Os espectadores do filme tendem a estabelecer uma apreciação mais passiva, pelo menos até o momento em que as atrizes aparecem na sala de projeção e quebram a perspectiva do cinema como manifestação artística atrelada ao passado (à repetida exibição de material previamente gravado). Christiane Jatahy defende um cinema do presente, uma vez que o público do filme acompanha a gravação da montagem daquela noite. Nesse sentido, E se elas fossem para Moscou? não oscila entre passado e presente, mas afirma o presente, visão realçada pelo jogo de espelhamento entre as duas plateias ao final da sessão.
Há outras tensões – ligadas ao “entre”, termo nuclear de todo o trabalho – que transparecem na concepção do cenário. Ao mesmo tempo em que existe uma proximidade com a cena realista, tendo em vista a reconstituição fidedigna da sala da casa familiar, ocorre uma imediata quebra da ilusão propiciada por essa vertente, na medida em que o cenário é constantemente manipulado, como se o palco fosse, na verdade, um set de filmagem. E a atmosfera de época sugerida na cenografia é atritada pelo tom marcadamente contemporâneo, evidenciado na coloquialidade do texto, nas referências (aplicativos de relacionamento no telefone celular) e na interpretação das atrizes.
Talvez a determinação em transportar As Três Irmãs para os dias de hoje esteja ligada ao desejo de atestar a atualidade de Tchekhov, um autor que atravessou o tempo. Um mecanismo que remete ao concretizado por Louis Malle no filme Tio Vanya em Nova York ao não sublinhar a transição entre a conversa dos atores sobre acontecimentos do cotidiano e o início da apresentação de Tio Vanya. Ricardo Cota, em crítica publicada no Jornal do Brasil (“Documento sobre atores sem compromissos”), realçou essa operação de Malle. “A transição da conversa dos bastidores para a peça é feita sutilmente. No momento mais genial do filme, o espectador, sem perceber, já está assistindo a uma cena de Tio Vanya. Esta passagem simples reforça com brilhantismo a atualidade do texto original”. Entretanto, enquanto Malle promoveu uma quase equivalência entre diálogos coloquiais da segunda metade da década de 1990 e as falas de um texto do começo do século XX, Jatahy sublinha o século XXI ao ambientar a ação nos dias de hoje, em que pese, como já foi dito, a evocação do passado através da cenografia.
A atualidade de Tchekhov surge localizada, nesse espetáculo, na relevância da mudança como força desestabilizadora, questão que, inserida em excesso na dramaturgia, ganha o peso de uma mensagem endereçada ao público. Como em As Três Irmãs, as personagens expressam dificuldade em realizar transformações em suas vidas, simbolizadas por uma necessidade de deslocamento geográfico. Não significa obrigatoriamente que permaneçam estagnadas, mas muitos de seus projetos terminam abortados.
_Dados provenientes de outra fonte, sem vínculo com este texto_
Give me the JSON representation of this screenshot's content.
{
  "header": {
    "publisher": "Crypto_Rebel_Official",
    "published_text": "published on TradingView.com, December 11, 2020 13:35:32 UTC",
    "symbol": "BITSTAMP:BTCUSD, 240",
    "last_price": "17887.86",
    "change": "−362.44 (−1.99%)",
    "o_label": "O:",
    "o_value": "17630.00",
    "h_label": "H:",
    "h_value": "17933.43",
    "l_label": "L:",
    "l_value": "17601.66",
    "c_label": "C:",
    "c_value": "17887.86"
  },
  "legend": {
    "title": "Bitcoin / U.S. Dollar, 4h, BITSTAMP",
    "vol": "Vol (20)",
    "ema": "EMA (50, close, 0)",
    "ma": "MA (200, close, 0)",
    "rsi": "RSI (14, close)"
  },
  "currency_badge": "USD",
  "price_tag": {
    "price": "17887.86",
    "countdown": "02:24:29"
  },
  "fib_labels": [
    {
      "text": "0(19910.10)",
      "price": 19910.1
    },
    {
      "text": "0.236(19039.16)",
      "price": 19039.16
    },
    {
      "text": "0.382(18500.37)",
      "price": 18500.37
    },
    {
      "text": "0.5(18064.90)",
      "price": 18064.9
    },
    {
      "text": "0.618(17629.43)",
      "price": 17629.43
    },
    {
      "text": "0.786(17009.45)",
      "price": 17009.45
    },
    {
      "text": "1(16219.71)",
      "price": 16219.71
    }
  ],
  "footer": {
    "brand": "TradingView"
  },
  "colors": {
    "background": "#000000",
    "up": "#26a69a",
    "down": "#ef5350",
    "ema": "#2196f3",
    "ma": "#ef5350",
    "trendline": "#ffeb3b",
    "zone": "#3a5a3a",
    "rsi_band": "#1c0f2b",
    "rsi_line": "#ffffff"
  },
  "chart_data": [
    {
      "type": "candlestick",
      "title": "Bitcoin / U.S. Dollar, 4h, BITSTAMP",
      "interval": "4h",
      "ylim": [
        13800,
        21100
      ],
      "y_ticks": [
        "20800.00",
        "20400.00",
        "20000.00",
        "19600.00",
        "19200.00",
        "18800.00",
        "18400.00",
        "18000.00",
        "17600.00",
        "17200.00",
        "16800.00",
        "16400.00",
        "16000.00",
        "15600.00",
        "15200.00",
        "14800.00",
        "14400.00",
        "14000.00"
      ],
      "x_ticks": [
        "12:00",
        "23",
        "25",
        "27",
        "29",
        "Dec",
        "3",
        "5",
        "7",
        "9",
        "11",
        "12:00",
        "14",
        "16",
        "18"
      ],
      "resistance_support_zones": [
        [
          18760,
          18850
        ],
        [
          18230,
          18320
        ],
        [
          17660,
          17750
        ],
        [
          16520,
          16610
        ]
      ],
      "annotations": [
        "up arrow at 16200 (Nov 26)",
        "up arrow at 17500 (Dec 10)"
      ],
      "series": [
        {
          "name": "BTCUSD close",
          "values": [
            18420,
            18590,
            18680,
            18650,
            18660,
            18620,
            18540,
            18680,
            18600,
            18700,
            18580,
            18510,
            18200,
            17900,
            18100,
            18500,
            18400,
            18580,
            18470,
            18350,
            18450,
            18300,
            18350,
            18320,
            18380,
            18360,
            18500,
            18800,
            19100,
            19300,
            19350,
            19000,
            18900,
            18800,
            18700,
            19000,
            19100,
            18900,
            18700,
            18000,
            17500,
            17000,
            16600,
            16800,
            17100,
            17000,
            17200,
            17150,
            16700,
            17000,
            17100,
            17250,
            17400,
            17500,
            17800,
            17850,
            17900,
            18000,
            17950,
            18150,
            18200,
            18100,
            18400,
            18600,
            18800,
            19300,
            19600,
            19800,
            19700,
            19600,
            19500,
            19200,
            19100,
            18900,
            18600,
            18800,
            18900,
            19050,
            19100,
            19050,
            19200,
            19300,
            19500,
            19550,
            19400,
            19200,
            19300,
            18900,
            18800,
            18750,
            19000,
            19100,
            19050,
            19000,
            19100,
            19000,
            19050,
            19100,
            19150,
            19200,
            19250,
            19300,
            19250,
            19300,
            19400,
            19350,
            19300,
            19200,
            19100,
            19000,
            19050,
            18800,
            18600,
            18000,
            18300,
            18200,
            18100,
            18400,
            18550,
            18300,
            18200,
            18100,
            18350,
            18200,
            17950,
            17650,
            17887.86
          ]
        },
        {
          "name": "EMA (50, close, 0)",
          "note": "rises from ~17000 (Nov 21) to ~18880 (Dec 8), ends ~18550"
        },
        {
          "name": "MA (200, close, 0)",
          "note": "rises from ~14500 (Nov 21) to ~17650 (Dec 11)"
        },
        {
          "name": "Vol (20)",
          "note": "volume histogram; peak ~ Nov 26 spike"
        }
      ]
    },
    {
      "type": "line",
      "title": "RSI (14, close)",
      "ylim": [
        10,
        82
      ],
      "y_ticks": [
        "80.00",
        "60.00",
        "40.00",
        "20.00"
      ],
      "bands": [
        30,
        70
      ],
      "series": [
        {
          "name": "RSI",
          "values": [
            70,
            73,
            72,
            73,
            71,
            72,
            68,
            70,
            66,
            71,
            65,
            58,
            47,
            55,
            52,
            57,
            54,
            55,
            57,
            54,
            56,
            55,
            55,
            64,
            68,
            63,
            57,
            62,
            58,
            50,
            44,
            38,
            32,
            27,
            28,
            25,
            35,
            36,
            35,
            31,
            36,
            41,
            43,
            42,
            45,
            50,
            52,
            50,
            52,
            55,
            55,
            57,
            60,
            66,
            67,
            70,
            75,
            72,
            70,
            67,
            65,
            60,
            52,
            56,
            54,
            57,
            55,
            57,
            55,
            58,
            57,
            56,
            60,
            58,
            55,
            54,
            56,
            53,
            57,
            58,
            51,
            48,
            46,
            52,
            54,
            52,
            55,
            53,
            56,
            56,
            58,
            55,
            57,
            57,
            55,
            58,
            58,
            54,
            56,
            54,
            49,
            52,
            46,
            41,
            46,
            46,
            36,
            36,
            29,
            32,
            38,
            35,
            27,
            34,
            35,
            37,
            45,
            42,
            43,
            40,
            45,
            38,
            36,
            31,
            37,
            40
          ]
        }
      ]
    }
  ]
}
E se elas fossem para Moscou? sinaliza um inegável avanço de Christiane Jatahy em sua pesquisa e uma notável habilidade para extrair dos atores trabalhos plenamente integrados. Não há desnível no rendimento interpretativo, mas cabe fazer menção especial a Isabel Teixeira, irrepreensível na precisão dos tempos, no preenchimento dos silêncios de uma personagem que se avoluma em cena não através da contundência, e sim da melancolia.